Stealthy, Razor Thin ATM Insert Skimmers

The Rise of Thin, Mini and Insert Skimmers

More on Wiretapping ATM Skimmers

ATM Skimmers Get Wafer Thin

Skimmer Story Archive: All About Skimmers

51 thoughts on “More ATM “Insert Skimmer” Innovations

  1. Dave Horsfall

    Would showing a picture of the front of the ATM on the screen itself (mooted, but never seen) have stopped any of these sorts of attacks?

    1. Peter

      Yes, and some European banks have been doing that. The problem however is that it requires keeping the software (that displays the picture) and outer hardware up to date and in sync. Plus dat the same internal ATM equipment is often used with multiple ‘outsides’. In essence, increases cost and hence is often not done.

  2. Peter Capek

    I’m sure this is not a new suggestion, but I wonder why ATMs haven’t adopted on-screen keyboards which rearrange themselves after each keystroke. This certainly raises useability issues, but would foil any attack from getting the PIN unless the camera has a very good view of the screen, which might itself be thwarted by the ATM’s own screen to prevent onlookers from observing the screen contents.

    1. Henry

      The problem with the keyboard on the screen is the ADA laws for the blind. It is hard to tell a blind person where the keys are on the touchscreen. Also I wrote a paper about detecting the XY position of the screen touches and showed that the PIN could be captured even when randomly placed on displays.

    2. shaaheen

      ATM keyboards are a true marvel of technology, they do all the encryption right on the keyboard and there is no way to tap into them . Try to open them and pooh goes the encryption keys and it would never receive a Des 3 key , it will have to be destroyed. With that in mind I don’t know how you can use screen as keyboard and also maintain integrity of data. Hope this explanation helped.

  3. Rodney Thayer

    Brian you need to post an FAQ on what to do if you think you have encountered a skimmer. I’ve found it freaks out gas station attendants if you walk in and complain your card didn’t read and then tell them their gas pump looks like it has a skimmer installed.

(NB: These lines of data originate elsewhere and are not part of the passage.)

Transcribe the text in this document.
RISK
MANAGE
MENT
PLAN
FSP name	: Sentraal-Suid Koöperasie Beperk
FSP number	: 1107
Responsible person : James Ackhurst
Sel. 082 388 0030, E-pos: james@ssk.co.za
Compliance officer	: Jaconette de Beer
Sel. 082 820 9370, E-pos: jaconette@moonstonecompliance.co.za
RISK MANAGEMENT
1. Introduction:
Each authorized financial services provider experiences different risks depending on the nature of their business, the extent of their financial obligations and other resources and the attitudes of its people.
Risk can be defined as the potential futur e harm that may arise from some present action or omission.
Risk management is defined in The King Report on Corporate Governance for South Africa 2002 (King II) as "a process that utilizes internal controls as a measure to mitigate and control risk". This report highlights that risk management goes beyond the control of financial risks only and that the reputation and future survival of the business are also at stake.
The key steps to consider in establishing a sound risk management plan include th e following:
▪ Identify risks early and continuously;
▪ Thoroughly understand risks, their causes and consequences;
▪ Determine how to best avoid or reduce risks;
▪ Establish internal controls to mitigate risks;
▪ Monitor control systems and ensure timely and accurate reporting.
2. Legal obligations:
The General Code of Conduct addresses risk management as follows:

    I can just imagine what a bank branch manager would do if you walked in and accused them of having skimmers…

    1. Larry St. Regis

      In actuality, this isn’t an infrequent occurrence.

      Our tellers are required to physically check their ATM machines each morning prior to branch opening. Any alterations (or suspected alterations) are cause for immediately closing the machine down, and notify me — the CSO.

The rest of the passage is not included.